Com isso, não restava ao brasileiro outra opção senão acertar mais e mais, forçando os erros do rival e impedindo que ele usasse o seu poder de decisão. E foi assim que ele também fechou o segundo set com os mesmos 6/4.
"Eu era conduzido por uma frase que não saía da cabeça desde o começo da partida: 'Cara, tu pode até ser o melhor do mundo, um dos maiores da história, mas este lugar aqui me pertence," comentou o catarinense.

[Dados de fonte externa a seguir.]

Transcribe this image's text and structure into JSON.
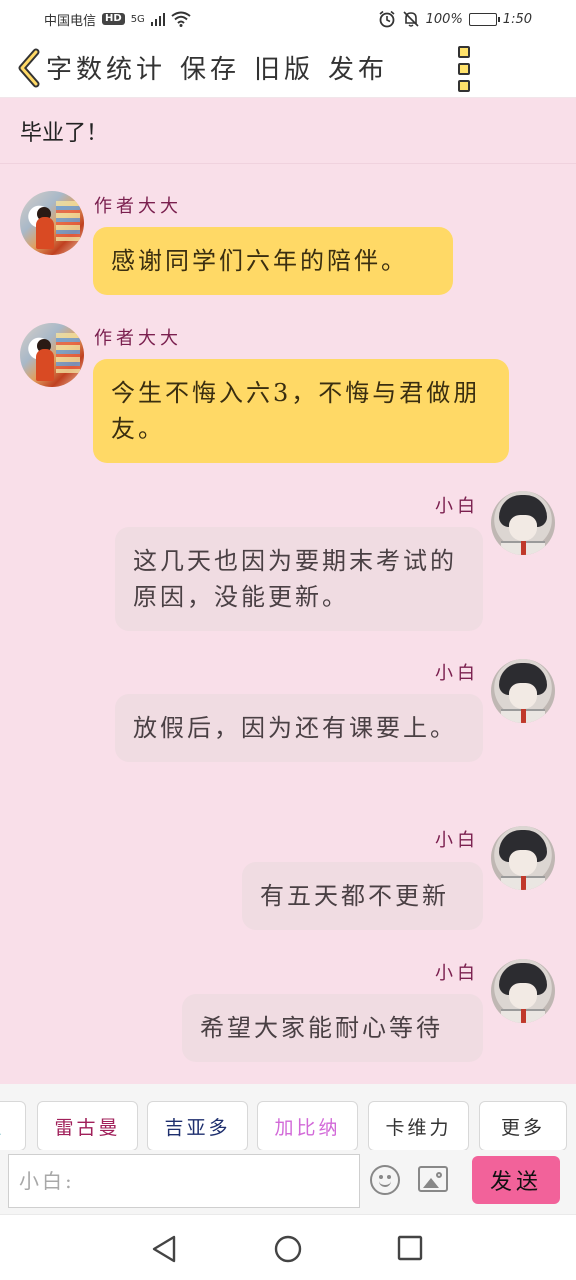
{
  "status_bar": {
    "carrier": "中国电信",
    "hd": "HD",
    "network": "5G",
    "battery": "100%",
    "time": "1:50"
  },
  "nav": {
    "word_count": "字数统计",
    "save": "保存",
    "old_version": "旧版",
    "publish": "发布"
  },
  "chat": {
    "title": "毕业了！"
  },
  "messages": [
    {
      "sender": "作者大大",
      "text": "感谢同学们六年的陪伴。"
    },
    {
      "sender": "作者大大",
      "text": "今生不悔入六3，不悔与君做朋友。"
    },
    {
      "sender": "小白",
      "text": "这几天也因为要期末考试的原因，没能更新。"
    },
    {
      "sender": "小白",
      "text": "放假后，因为还有课要上。"
    },
    {
      "sender": "小白",
      "text": "有五天都不更新"
    },
    {
      "sender": "小白",
      "text": "希望大家能耐心等待"
    }
  ],
  "chips": [
    {
      "label": "拉",
      "color": "#2a9aa8"
    },
    {
      "label": "雷古曼",
      "color": "#a0205a"
    },
    {
      "label": "吉亚多",
      "color": "#1e2f6e"
    },
    {
      "label": "加比纳",
      "color": "#d26ad8"
    },
    {
      "label": "卡维力",
      "color": "#333333"
    },
    {
      "label": "更多",
      "color": "#333333"
    }
  ],
  "input": {
    "placeholder": "小白:",
    "send": "发送"
  }
}
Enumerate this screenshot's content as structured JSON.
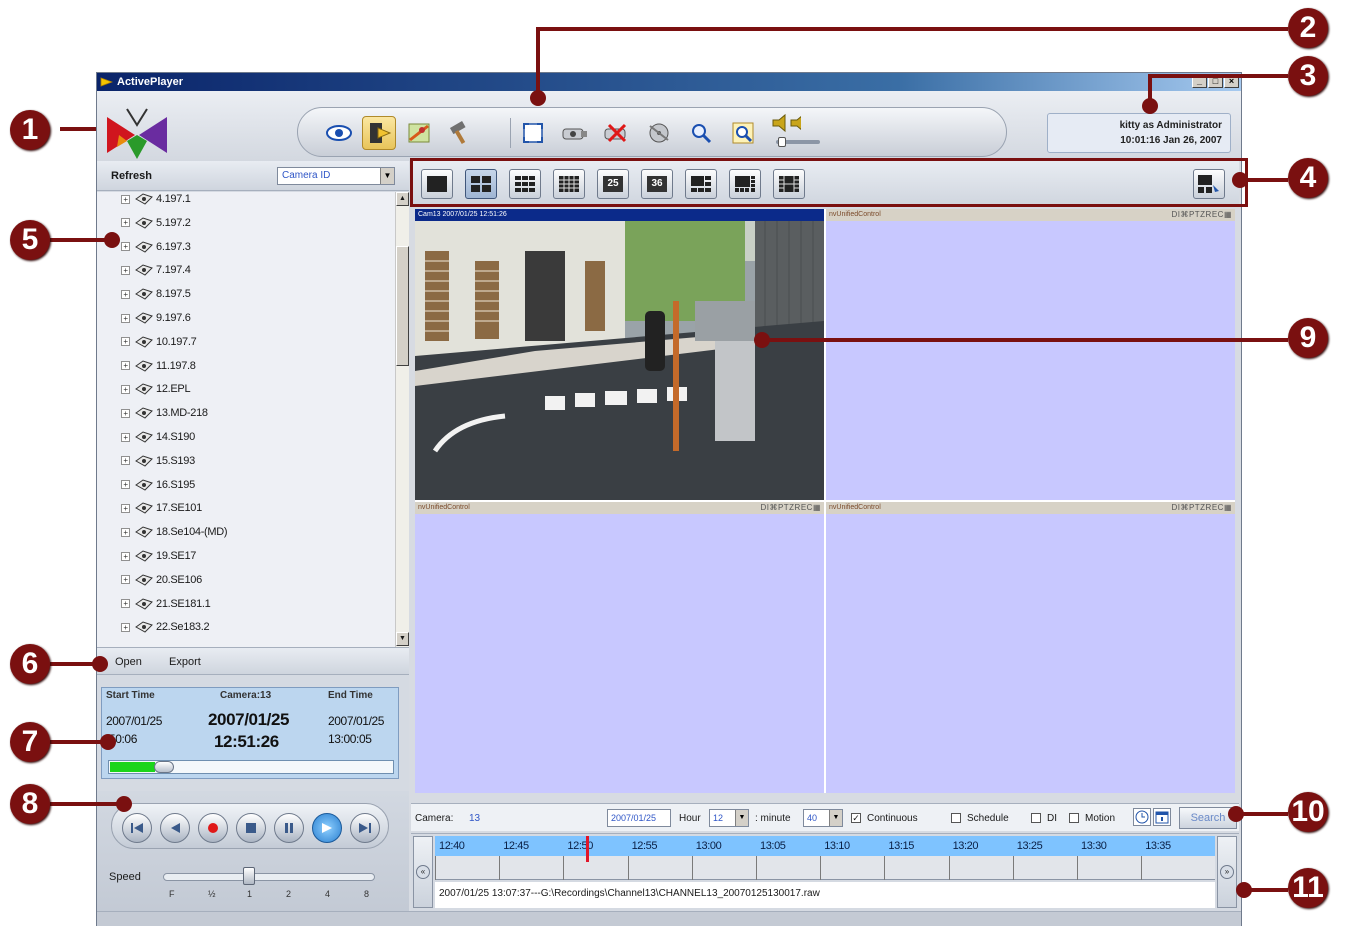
{
  "window": {
    "title": "ActivePlayer",
    "controls": [
      "_",
      "□",
      "×"
    ]
  },
  "header": {
    "user_line": "kitty as Administrator",
    "datetime": "10:01:16 Jan 26, 2007",
    "toolbar_icons": [
      "eye-icon",
      "folder-tag-icon",
      "map-icon",
      "hammer-icon",
      "fullscreen-icon",
      "camera-snapshot-icon",
      "delete-camera-icon",
      "film-reel-icon",
      "zoom-icon",
      "zoom-fit-icon",
      "volume-icon"
    ]
  },
  "left_panel": {
    "refresh_label": "Refresh",
    "sort_select": "Camera ID",
    "tree": [
      "4.197.1",
      "5.197.2",
      "6.197.3",
      "7.197.4",
      "8.197.5",
      "9.197.6",
      "10.197.7",
      "11.197.8",
      "12.EPL",
      "13.MD-218",
      "14.S190",
      "15.S193",
      "16.S195",
      "17.SE101",
      "18.Se104-(MD)",
      "19.SE17",
      "20.SE106",
      "21.SE181.1",
      "22.Se183.2"
    ],
    "menu": {
      "open": "Open",
      "export": "Export"
    },
    "timebox": {
      "start_label": "Start Time",
      "camera_label": "Camera:13",
      "end_label": "End Time",
      "start_date": "2007/01/25",
      "start_time": ":50:06",
      "current_date": "2007/01/25",
      "current_time": "12:51:26",
      "end_date": "2007/01/25",
      "end_time": "13:00:05",
      "progress": 0.16
    },
    "speed": {
      "label": "Speed",
      "ticks": [
        "F",
        "½",
        "1",
        "2",
        "4",
        "8"
      ],
      "value_index": 2
    }
  },
  "video": {
    "cells": [
      {
        "header": "Cam13 2007/01/25 12:51:26",
        "flags": "",
        "live": true
      },
      {
        "header": "nvUnifiedControl",
        "flags": "DI⌘PTZREC▦",
        "live": false
      },
      {
        "header": "nvUnifiedControl",
        "flags": "DI⌘PTZREC▦",
        "live": false
      },
      {
        "header": "nvUnifiedControl",
        "flags": "DI⌘PTZREC▦",
        "live": false
      }
    ]
  },
  "layouts": [
    "1",
    "4",
    "9",
    "16",
    "25",
    "36",
    "6",
    "8",
    "13"
  ],
  "search": {
    "camera_label": "Camera:",
    "camera_value": "13",
    "date_value": "2007/01/25",
    "hour_label": "Hour",
    "hour_value": "12",
    "minute_label": ": minute",
    "minute_value": "40",
    "continuous_label": "Continuous",
    "schedule_label": "Schedule",
    "di_label": "DI",
    "motion_label": "Motion",
    "search_label": "Search"
  },
  "timeline": {
    "ticks": [
      "12:40",
      "12:45",
      "12:50",
      "12:55",
      "13:00",
      "13:05",
      "13:10",
      "13:15",
      "13:20",
      "13:25",
      "13:30",
      "13:35"
    ],
    "file": "2007/01/25 13:07:37---G:\\Recordings\\Channel13\\CHANNEL13_20070125130017.raw",
    "marker_time": "12:51:26"
  },
  "callouts": [
    "1",
    "2",
    "3",
    "4",
    "5",
    "6",
    "7",
    "8",
    "9",
    "10",
    "11"
  ]
}
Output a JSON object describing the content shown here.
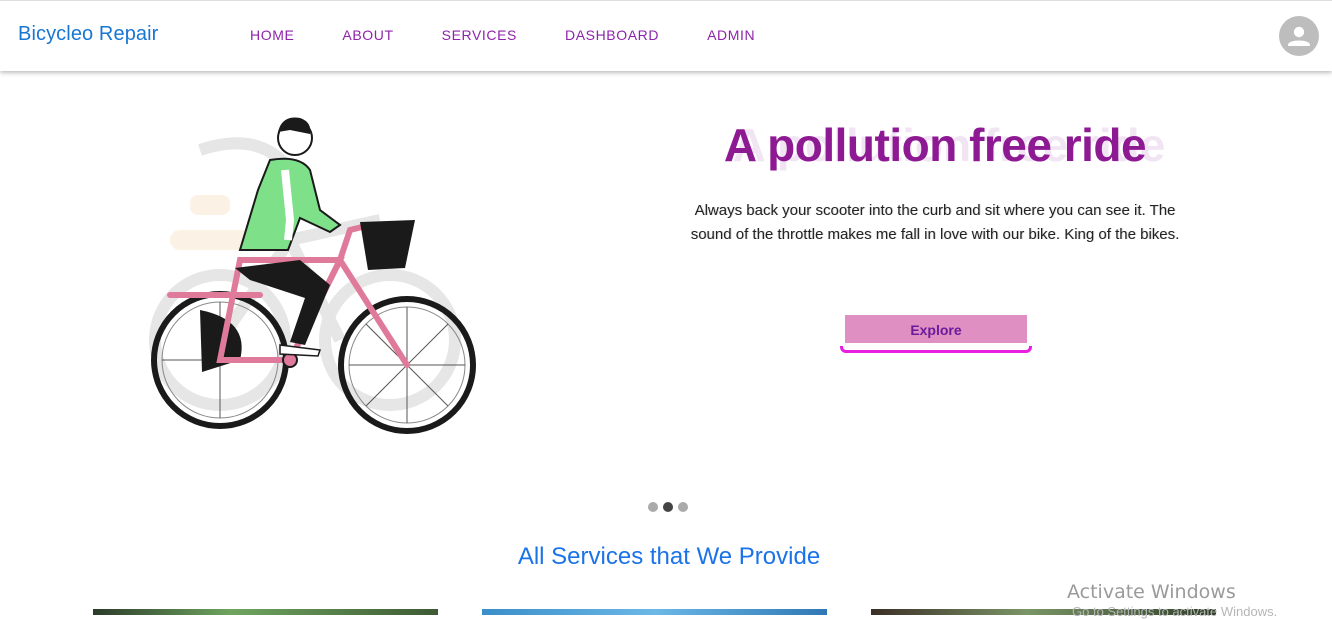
{
  "appbar": {
    "brand": "Bicycleo Repair",
    "nav": [
      {
        "label": "HOME"
      },
      {
        "label": "ABOUT"
      },
      {
        "label": "SERVICES"
      },
      {
        "label": "DASHBOARD"
      },
      {
        "label": "ADMIN"
      }
    ],
    "avatar_icon": "account-circle-icon"
  },
  "hero": {
    "title": "A pollution free ride",
    "description": "Always back your scooter into the curb and sit where you can see it. The sound of the throttle makes me fall in love with our bike. King of the bikes.",
    "explore_label": "Explore",
    "slides": [
      {
        "active": false
      },
      {
        "active": true
      },
      {
        "active": false
      }
    ]
  },
  "services": {
    "title": "All Services that We Provide"
  },
  "watermark": {
    "title": "Activate Windows",
    "subtitle": "Go to Settings to activate Windows."
  },
  "colors": {
    "brand": "#1976d2",
    "nav": "#8e24aa",
    "title": "#8e1a93",
    "button": "#e08fc3",
    "underline": "#e91ee3"
  }
}
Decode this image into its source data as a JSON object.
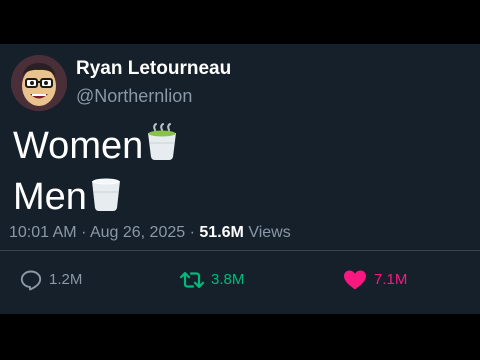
{
  "user": {
    "display_name": "Ryan Letourneau",
    "handle": "@Northernlion"
  },
  "tweet": {
    "line1": "Women",
    "line1_emoji": "matcha-cup-icon",
    "line2": "Men",
    "line2_emoji": "milk-cup-icon",
    "time": "10:01 AM",
    "separator": "·",
    "date": "Aug 26, 2025",
    "views_count": "51.6M",
    "views_label": "Views"
  },
  "actions": {
    "replies": "1.2M",
    "reposts": "3.8M",
    "likes": "7.1M"
  },
  "colors": {
    "background": "#15202b",
    "text_secondary": "#8b98a5",
    "repost_active": "#00ba7c",
    "like_active": "#f91880"
  }
}
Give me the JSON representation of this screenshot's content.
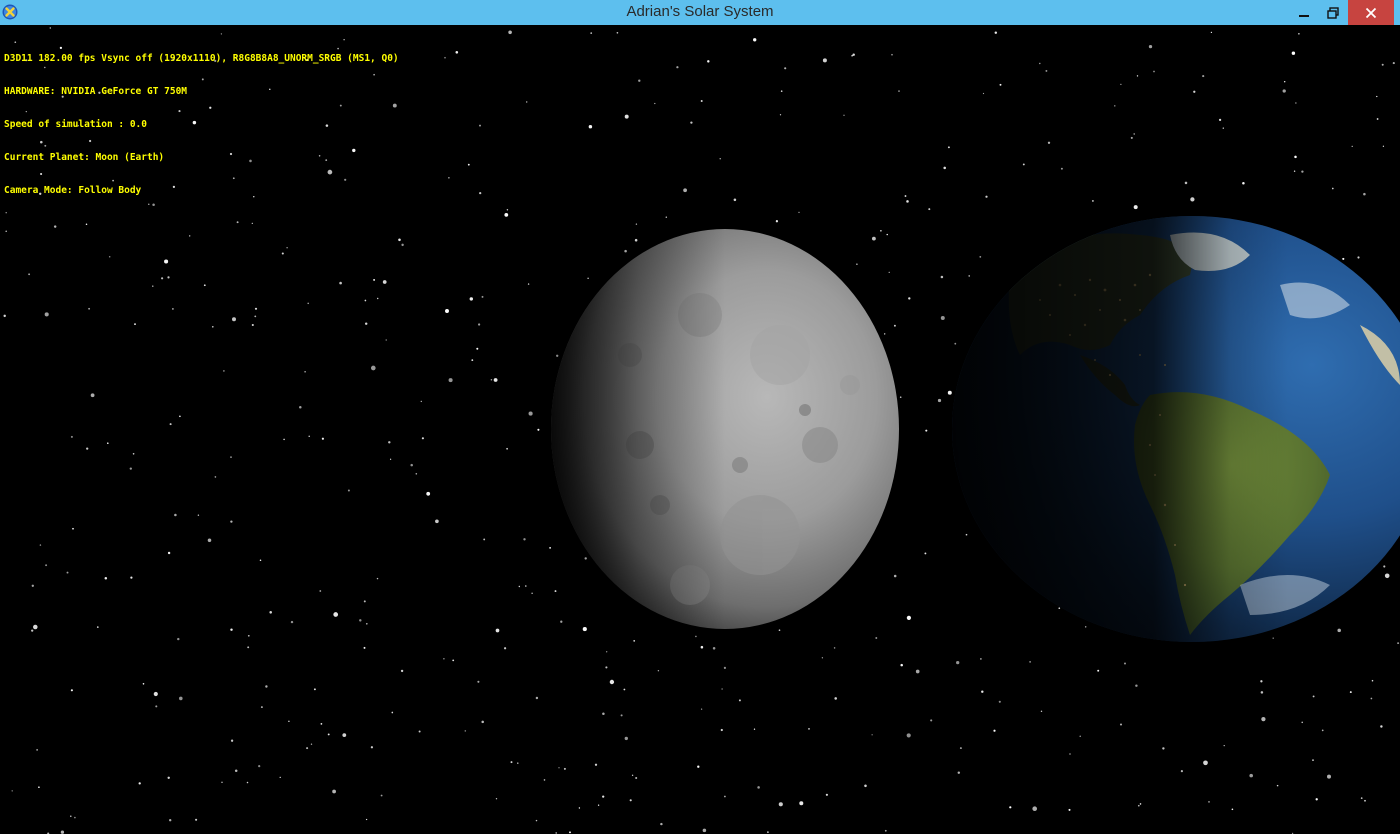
{
  "window": {
    "title": "Adrian's Solar System",
    "icon": "app-x-icon",
    "controls": {
      "minimize": "minimize-icon",
      "maximize": "restore-icon",
      "close": "close-icon"
    }
  },
  "hud": {
    "line1": "D3D11 182.00 fps Vsync off (1920x1110), R8G8B8A8_UNORM_SRGB (MS1, Q0)",
    "line2": "HARDWARE: NVIDIA GeForce GT 750M",
    "line3": "Speed of simulation : 0.0",
    "line4": "Current Planet: Moon (Earth)",
    "line5": "Camera Mode: Follow Body",
    "color": "#ffff00"
  },
  "scene": {
    "background": "#000000",
    "bodies": [
      "moon",
      "earth"
    ]
  },
  "colors": {
    "titlebar": "#5dbfee",
    "close_button": "#c74440"
  }
}
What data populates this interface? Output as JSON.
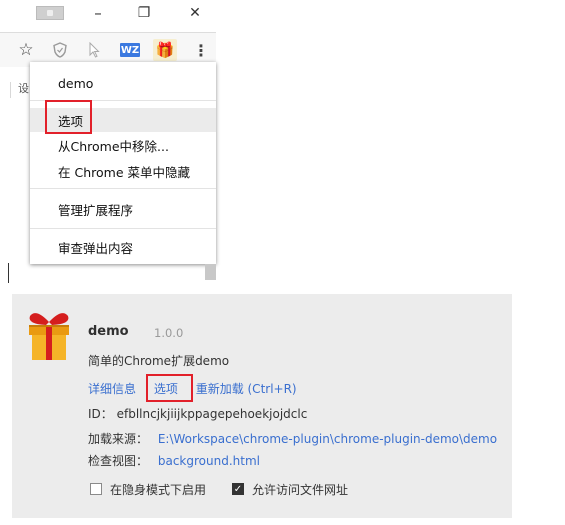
{
  "window": {
    "minimize_glyph": "–",
    "restore_glyph": "❐",
    "close_glyph": "✕"
  },
  "toolbar": {
    "wz_label": "WZ",
    "left_clip_text": "设"
  },
  "menu": {
    "items": [
      {
        "label": "demo"
      },
      {
        "label": "选项"
      },
      {
        "label": "从Chrome中移除..."
      },
      {
        "label": "在 Chrome 菜单中隐藏"
      },
      {
        "label": "管理扩展程序"
      },
      {
        "label": "审查弹出内容"
      }
    ],
    "selected_index": 1
  },
  "extension": {
    "name": "demo",
    "version": "1.0.0",
    "description": "简单的Chrome扩展demo",
    "links": {
      "details": "详细信息",
      "options": "选项",
      "reload": "重新加载 (Ctrl+R)"
    },
    "id_label": "ID：",
    "id_value": "efbllncjkjiijkppagepehoekjojdclc",
    "source_label": "加载来源：",
    "source_value": "E:\\Workspace\\chrome-plugin\\chrome-plugin-demo\\demo",
    "inspect_label": "检查视图：",
    "inspect_value": "background.html",
    "incognito_label": "在隐身模式下启用",
    "incognito_checked": false,
    "file_access_label": "允许访问文件网址",
    "file_access_checked": true
  },
  "colors": {
    "highlight": "#e2202a",
    "link": "#3a6fcf",
    "card_bg": "#ececec"
  }
}
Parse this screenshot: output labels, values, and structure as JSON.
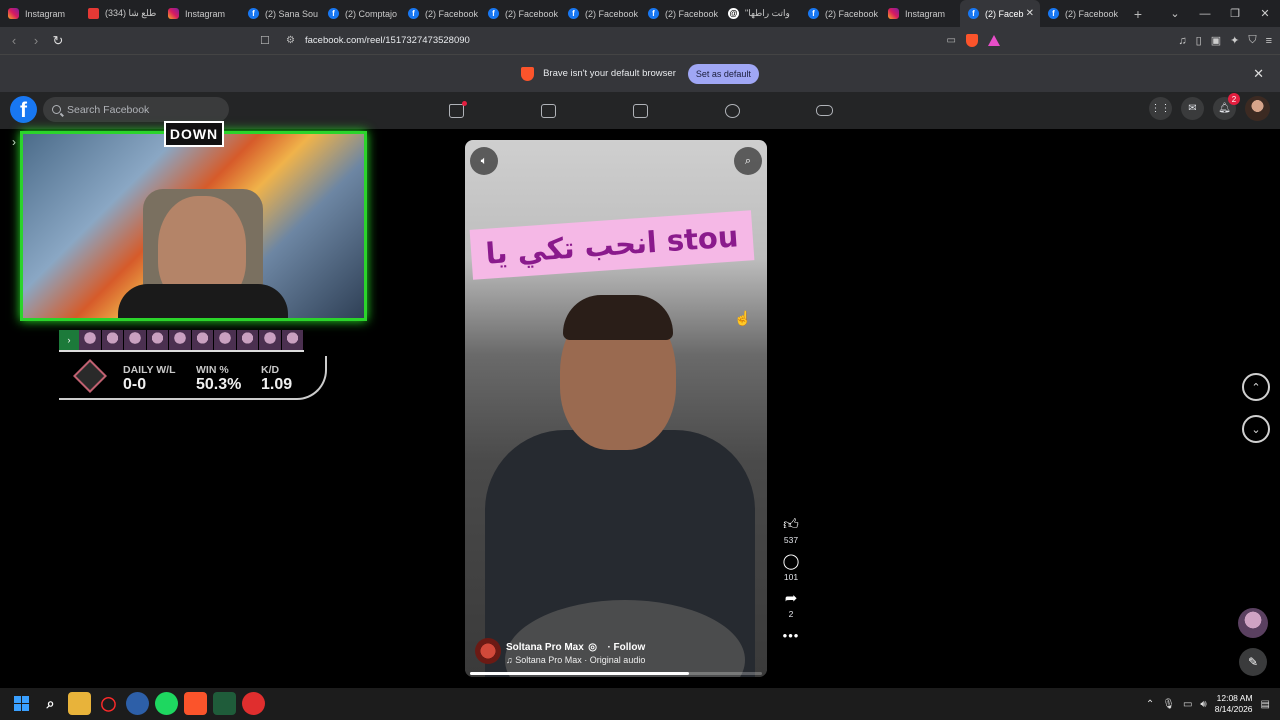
{
  "browser": {
    "tabs": [
      {
        "label": "Instagram",
        "favicon": "instagram"
      },
      {
        "label": "(334) طلع شا",
        "favicon": "youtube"
      },
      {
        "label": "Instagram",
        "favicon": "instagram"
      },
      {
        "label": "(2) Sana Sou",
        "favicon": "facebook"
      },
      {
        "label": "(2) Comptajo",
        "favicon": "facebook"
      },
      {
        "label": "(2) Facebook",
        "favicon": "facebook"
      },
      {
        "label": "(2) Facebook",
        "favicon": "facebook"
      },
      {
        "label": "(2) Facebook",
        "favicon": "facebook"
      },
      {
        "label": "(2) Facebook",
        "favicon": "facebook"
      },
      {
        "label": "\"واتت راطها",
        "favicon": "threads"
      },
      {
        "label": "(2) Facebook",
        "favicon": "facebook"
      },
      {
        "label": "Instagram",
        "favicon": "instagram"
      },
      {
        "label": "(2) Faceb",
        "favicon": "facebook",
        "active": true
      },
      {
        "label": "(2) Facebook",
        "favicon": "facebook"
      }
    ],
    "url": "facebook.com/reel/1517327473528090",
    "infobar": {
      "message": "Brave isn't your default browser",
      "button": "Set as default"
    }
  },
  "facebook": {
    "logo": "f",
    "search_placeholder": "Search Facebook",
    "notifications_count": "2"
  },
  "stream_overlay": {
    "logo_text": "DOWN",
    "stats": [
      {
        "label": "DAILY W/L",
        "value": "0-0"
      },
      {
        "label": "WIN %",
        "value": "50.3%"
      },
      {
        "label": "K/D",
        "value": "1.09"
      }
    ]
  },
  "reel": {
    "caption": "انحب تكي يا stou",
    "owner": "Soltana Pro Max",
    "follow": "· Follow",
    "audio": "Soltana Pro Max · Original audio",
    "progress": 0.75,
    "likes": "537",
    "comments": "101",
    "shares": "2"
  },
  "taskbar": {
    "time": "12:08 AM",
    "date": "8/14/2026"
  },
  "colors": {
    "facebook_blue": "#1877f2",
    "overlay_green": "#2bd42b",
    "caption_bg": "#f5b8e6",
    "caption_text": "#8a1a8c"
  }
}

Antes do fim do terceiro set, a certeza do triunfo
No livro, Gustavo Kuerten conta que ele e Federer já sabiam que o jogo tinha acabado, e a favor do brasileiro.
"Era mais uma prova de que o grande vencedor não era aquele considerado o favorito nem o mais preparado, mas sim o jogador que, independentemente dos pepinos que aparecessem, encontrava uma saída," comentou.
O terceiro set também terminou com placar de 6 a 4. E estava selada ali uma das maiores partidas de um tenista brasileiro em Roland Garros.
O catarinense carinhosamente apelidou aquela vitória de "saci-pererê", por ter sido em uma perna só - devido às suas condições físicas. Guga só parou nas quartas, diante do argentino David Nalbandian, e poderia até ter obtido seu quarto título no saibro francês.
A taça não veio, mas aquele triunfo de 20 anos segue sendo relembrado como um exemplo de que grandes campeões nunca devem ser subestimados quando estão "em casa".